Dr. Arijit Pasayat, J.— Leave granted.
2. Challenge in this appeal is to the judgment rendered by a Division Bench of the Rajasthan High Court upholding the conviction of the appellant for the offence punishable under Section 302 of the Penal Code, 1860 (in short “IPC”) and sentence of imprisonment for life as awarded by the learned Additional Sessions Judge No. 1, Jodhpur.
3. Background facts in a nutshell are as follows:
Report was lodged by one Tulsh Singh at Tolesar Police Station stating that on 19-11-1999 he was standing on the road along with Swai Singh, Sumer Singh (hereinafter referred to as “the deceased”) and Vijay Singh. Around 4 p.m Laxman Singh who was then studying in a nearby school came and informed that while the children were talking amongst each other, appellant Ram Swaroop slapped him. At that time Ram Swaroop and Shrawan were standing on the road. When Sumer Singh asked Ram Swaroop as to why he had beaten Laxman, on this Shrawan started beating Sumer Singh and the complainant tried to separate them. In the meantime the appellant with the intention to kill stabbed Sumer Singh with a knife. Sumer Singh received two stab injuries on his chest and one stab injury from knife on his back and he started bleeding and fell down. While the complainant and others were attending to Sumer Singh, Shrawan and the appellant-accused Ram Swaroop ran way. Sumer Singh's elder brother Kumbh Singh arrived there. Sumer Singh in an injured condition was taken to Gandhi Hospital at Jodhpur, but he died on the way to the hospital. On the basis of this information, the FIR was lodged and investigation was undertaken. Charge-sheet was filed alleging commission of offence punishable under Section 302 IPC by the appellant-accused, while co-accused Shrawan Ram was charged for the offence punishable under Section 302 read with Section 34 IPC.
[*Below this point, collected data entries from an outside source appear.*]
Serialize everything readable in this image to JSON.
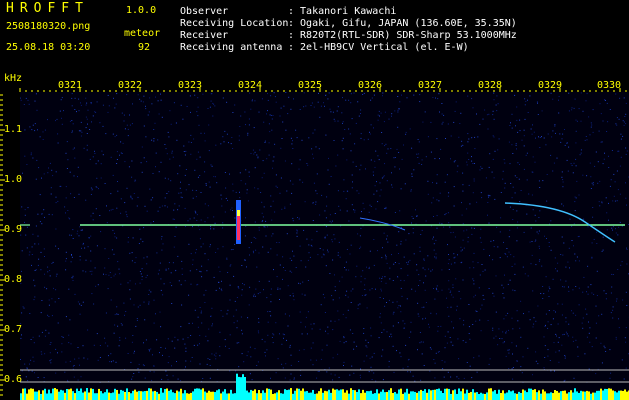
{
  "header": {
    "app_name": "HROFFT",
    "version": "1.0.0",
    "file_name": "2508180320.png",
    "datetime": "25.08.18 03:20",
    "event_label": "meteor",
    "event_count": "92",
    "info_keys": [
      "Observer",
      "Receiving Location",
      "Receiver",
      "Receiving antenna"
    ],
    "info_values": [
      ": Takanori Kawachi",
      ": Ogaki, Gifu, JAPAN (136.60E, 35.35N)",
      ": R820T2(RTL-SDR) SDR-Sharp 53.1000MHz",
      ": 2el-HB9CV Vertical (el. E-W)"
    ]
  },
  "axes": {
    "unit": "kHz",
    "time_ticks": [
      "0321",
      "0322",
      "0323",
      "0324",
      "0325",
      "0326",
      "0327",
      "0328",
      "0329",
      "0330"
    ],
    "freq_ticks": [
      "1.1",
      "1.0",
      "0.9",
      "0.8",
      "0.7",
      "0.6"
    ]
  },
  "colors": {
    "label_yellow": "#ffff00",
    "label_white": "#ffffff",
    "carrier": "#7fffa0",
    "meteor_head": "#ff3060",
    "noise_blue": "#1030a0",
    "spectrum_cyan": "#00ffff",
    "spectrum_yellow": "#ffff00"
  }
}
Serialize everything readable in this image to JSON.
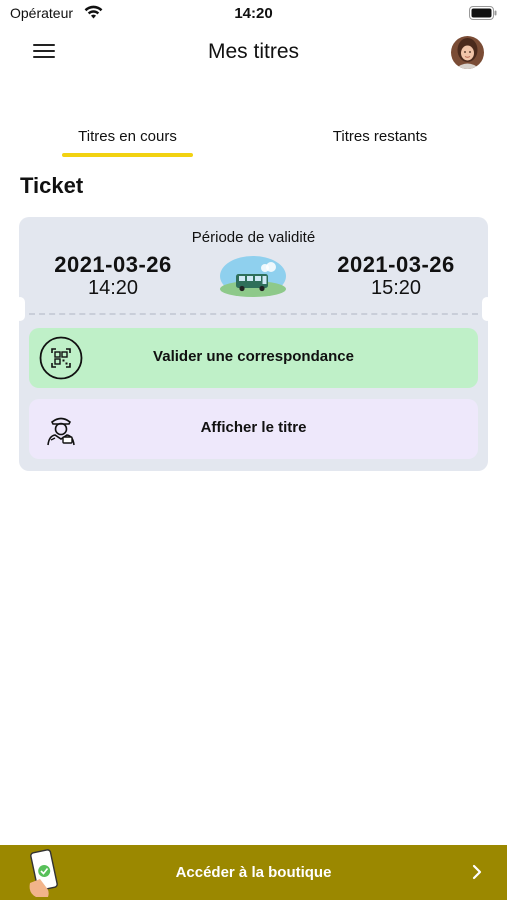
{
  "status_bar": {
    "carrier": "Opérateur",
    "time": "14:20",
    "wifi_icon": "wifi-icon",
    "battery_icon": "battery-icon"
  },
  "nav": {
    "title": "Mes titres",
    "menu_icon": "menu-icon",
    "avatar": "user-avatar"
  },
  "tabs": [
    {
      "label": "Titres en cours",
      "active": true
    },
    {
      "label": "Titres restants",
      "active": false
    }
  ],
  "section_title": "Ticket",
  "ticket": {
    "validity_label": "Période de validité",
    "start_date": "2021-03-26",
    "start_time": "14:20",
    "end_date": "2021-03-26",
    "end_time": "15:20",
    "illustration": "bus-icon"
  },
  "actions": {
    "validate_label": "Valider une correspondance",
    "validate_icon": "qr-code-icon",
    "show_label": "Afficher le titre",
    "show_icon": "controller-icon"
  },
  "shop": {
    "label": "Accéder à la boutique",
    "icon": "phone-ticket-icon",
    "chevron": "chevron-right-icon"
  },
  "colors": {
    "accent_yellow": "#f2d211",
    "card_background": "#e3e7ef",
    "validate_background": "#bff0c8",
    "show_background": "#eee8fb",
    "shop_bar": "#9b8800"
  }
}
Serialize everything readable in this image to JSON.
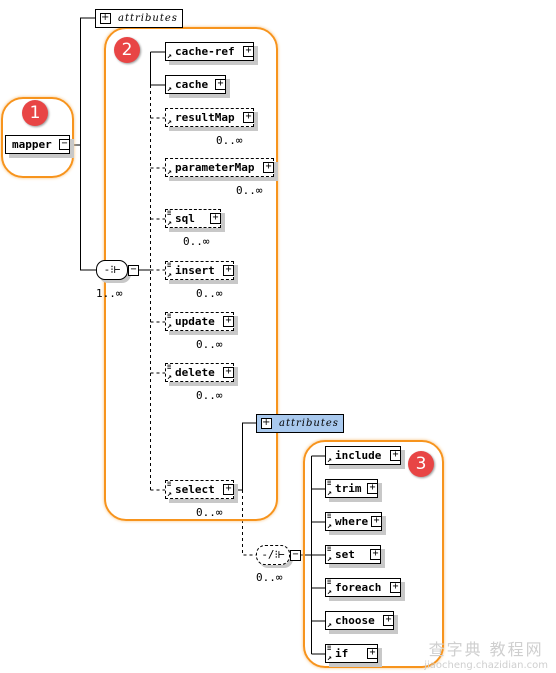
{
  "root": {
    "label": "mapper",
    "badge": "1"
  },
  "root_attributes": {
    "label": "attributes"
  },
  "root_sequence": {
    "icon": "sequence-icon",
    "multiplicity": "1..∞"
  },
  "group2": {
    "badge": "2",
    "elements": [
      {
        "label": "cache-ref",
        "optional": false,
        "multiplicity": ""
      },
      {
        "label": "cache",
        "optional": false,
        "multiplicity": ""
      },
      {
        "label": "resultMap",
        "optional": true,
        "multiplicity": "0..∞"
      },
      {
        "label": "parameterMap",
        "optional": true,
        "multiplicity": "0..∞"
      },
      {
        "label": "sql",
        "optional": true,
        "multiplicity": "0..∞"
      },
      {
        "label": "insert",
        "optional": true,
        "multiplicity": "0..∞"
      },
      {
        "label": "update",
        "optional": true,
        "multiplicity": "0..∞"
      },
      {
        "label": "delete",
        "optional": true,
        "multiplicity": "0..∞"
      },
      {
        "label": "select",
        "optional": true,
        "multiplicity": "0..∞"
      }
    ]
  },
  "select_attributes": {
    "label": "attributes",
    "selected": true
  },
  "select_choice": {
    "icon": "choice-icon",
    "multiplicity": "0..∞"
  },
  "group3": {
    "badge": "3",
    "elements": [
      {
        "label": "include"
      },
      {
        "label": "trim"
      },
      {
        "label": "where"
      },
      {
        "label": "set"
      },
      {
        "label": "foreach"
      },
      {
        "label": "choose"
      },
      {
        "label": "if"
      }
    ]
  },
  "watermark": {
    "line1": "查字典 教程网",
    "line2": "jiaocheng.chazidian.com"
  },
  "colors": {
    "highlight": "#f7941d",
    "badge": "#e84545",
    "selected": "#a9c9ee"
  }
}
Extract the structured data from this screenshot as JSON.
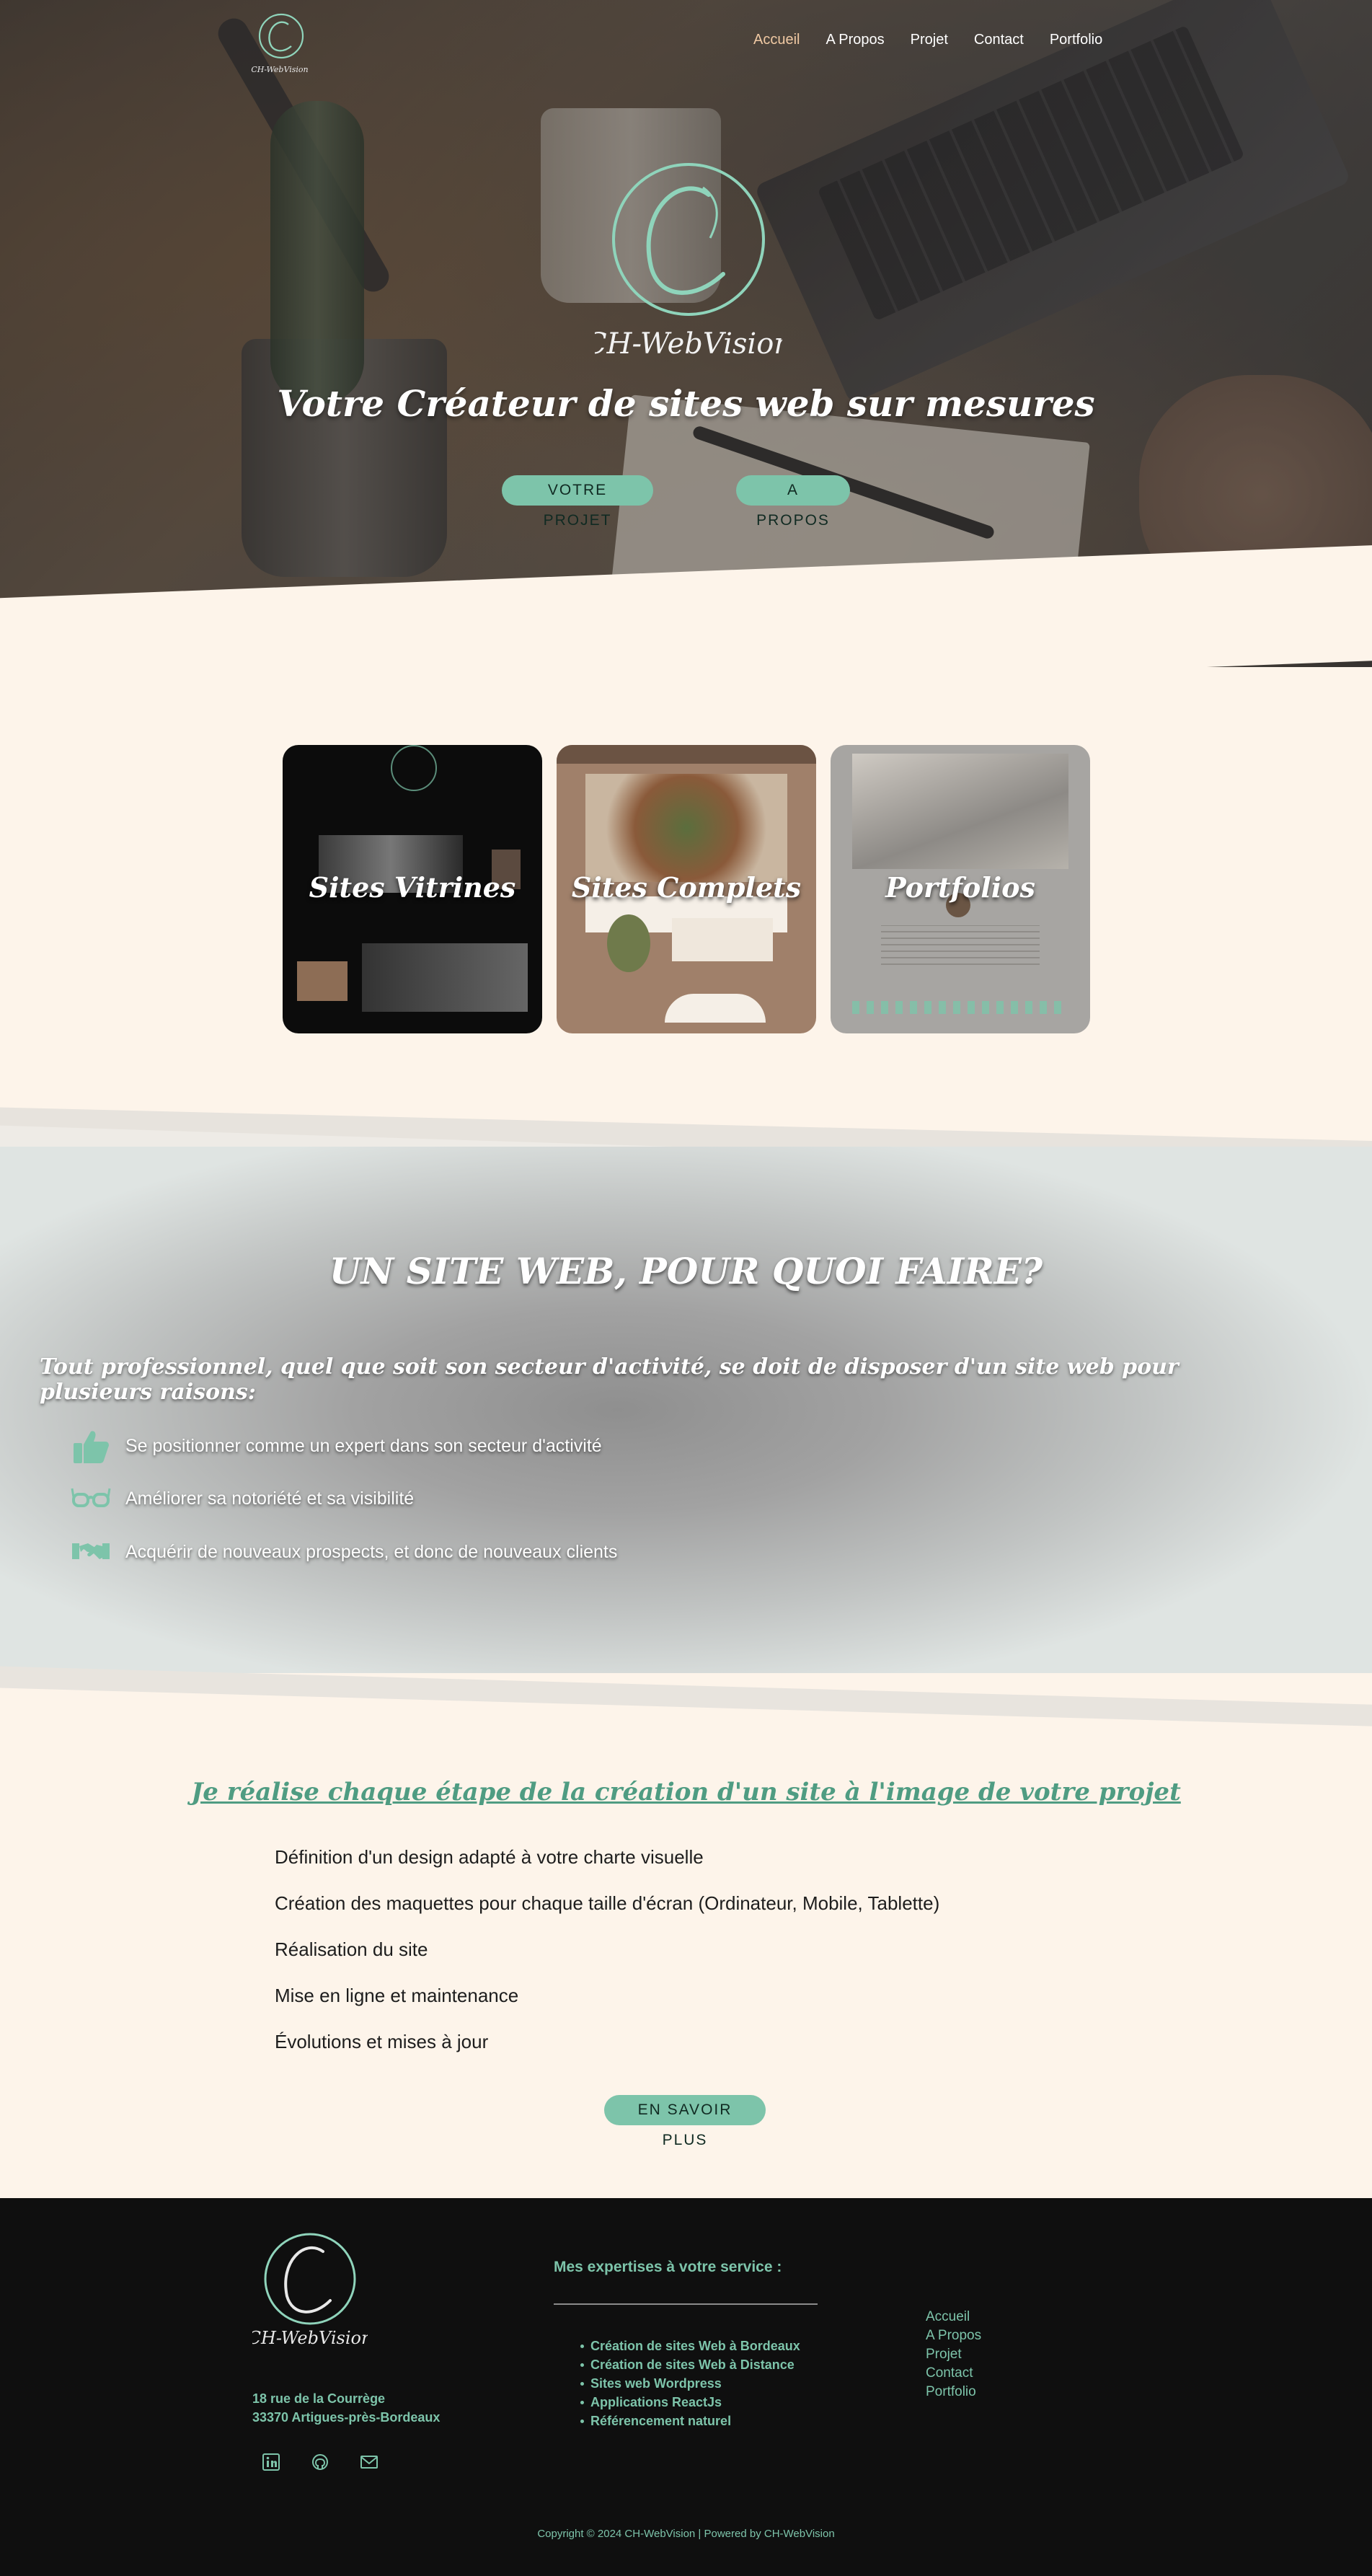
{
  "brand": {
    "name": "CH-WebVision",
    "accent": "#7dc4aa",
    "nav_active": "#f0c9a3"
  },
  "nav": {
    "items": [
      {
        "label": "Accueil",
        "active": true
      },
      {
        "label": "A Propos",
        "active": false
      },
      {
        "label": "Projet",
        "active": false
      },
      {
        "label": "Contact",
        "active": false
      },
      {
        "label": "Portfolio",
        "active": false
      }
    ]
  },
  "hero": {
    "title": "Votre Créateur de sites web sur mesures",
    "buttons": {
      "projet": "VOTRE PROJET",
      "apropos": "A PROPOS"
    }
  },
  "cards": [
    {
      "title": "Sites Vitrines"
    },
    {
      "title": "Sites Complets"
    },
    {
      "title": "Portfolios"
    }
  ],
  "why": {
    "title": "UN SITE WEB, POUR QUOI FAIRE?",
    "subtitle": "Tout professionnel, quel que soit son secteur d'activité, se doit de disposer d'un site web pour plusieurs raisons:",
    "reasons": [
      {
        "icon": "thumbs-up-icon",
        "text": "Se positionner comme un expert dans son secteur d'activité"
      },
      {
        "icon": "glasses-icon",
        "text": "Améliorer sa notoriété et sa visibilité"
      },
      {
        "icon": "handshake-icon",
        "text": "Acquérir de nouveaux prospects, et donc de nouveaux clients"
      }
    ]
  },
  "process": {
    "title": "Je réalise chaque étape de la création d'un site à l'image de votre projet",
    "steps": [
      "Définition d'un design adapté à votre charte visuelle",
      "Création des maquettes pour chaque taille d'écran (Ordinateur, Mobile, Tablette)",
      "Réalisation du site",
      "Mise en ligne et maintenance",
      "Évolutions et mises à jour"
    ],
    "button": "EN SAVOIR PLUS"
  },
  "footer": {
    "address_line1": "18 rue de la Courrège",
    "address_line2": "33370 Artigues-près-Bordeaux",
    "social": [
      "linkedin-icon",
      "github-icon",
      "mail-icon"
    ],
    "expertise_title": "Mes expertises à votre service :",
    "expertises": [
      "Création de sites Web à Bordeaux",
      "Création de sites Web à Distance",
      "Sites web Wordpress",
      "Applications ReactJs",
      "Référencement naturel"
    ],
    "nav": [
      "Accueil",
      "A Propos",
      "Projet",
      "Contact",
      "Portfolio"
    ],
    "copyright": "Copyright © 2024 CH-WebVision | Powered by CH-WebVision"
  }
}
4. The matter was committed to the Court of Session and the two accused persons faced the trial as they pleaded innocence and denied the allegation. In order to further its version, the prosecution examined 14 witnesses. Tulsh Singh, PW 3 and Swai Singh, PW 4 were stated to be eyewitnesses. The trial court on considering the evidence on record found the appellant-accused guilty and convicted and sentenced the appellant-accused for offence punishable under Section 302 IPC. The trial court found the evidence to be not sufficient to fasten the guilt on accused Shrawan Ram.
5. The High Court did not find any merit in the appeal of the appellant-accused and dismissed the same.
6. In support of the appeal, learned counsel for the appellant submitted that the trial court and the High Court lost sight of the fact that PWs 3 and 4 have not spoken the truth. The scenario described by them does not fit in with the prosecution version. It is pointed out that the manner of attack and infliction of injuries as stated by PWs 3 and 4 do not fit into the medical evidence.
7. Learned counsel for the respondent State on the other hand supported the judgment of the trial court as affirmed by the High Court.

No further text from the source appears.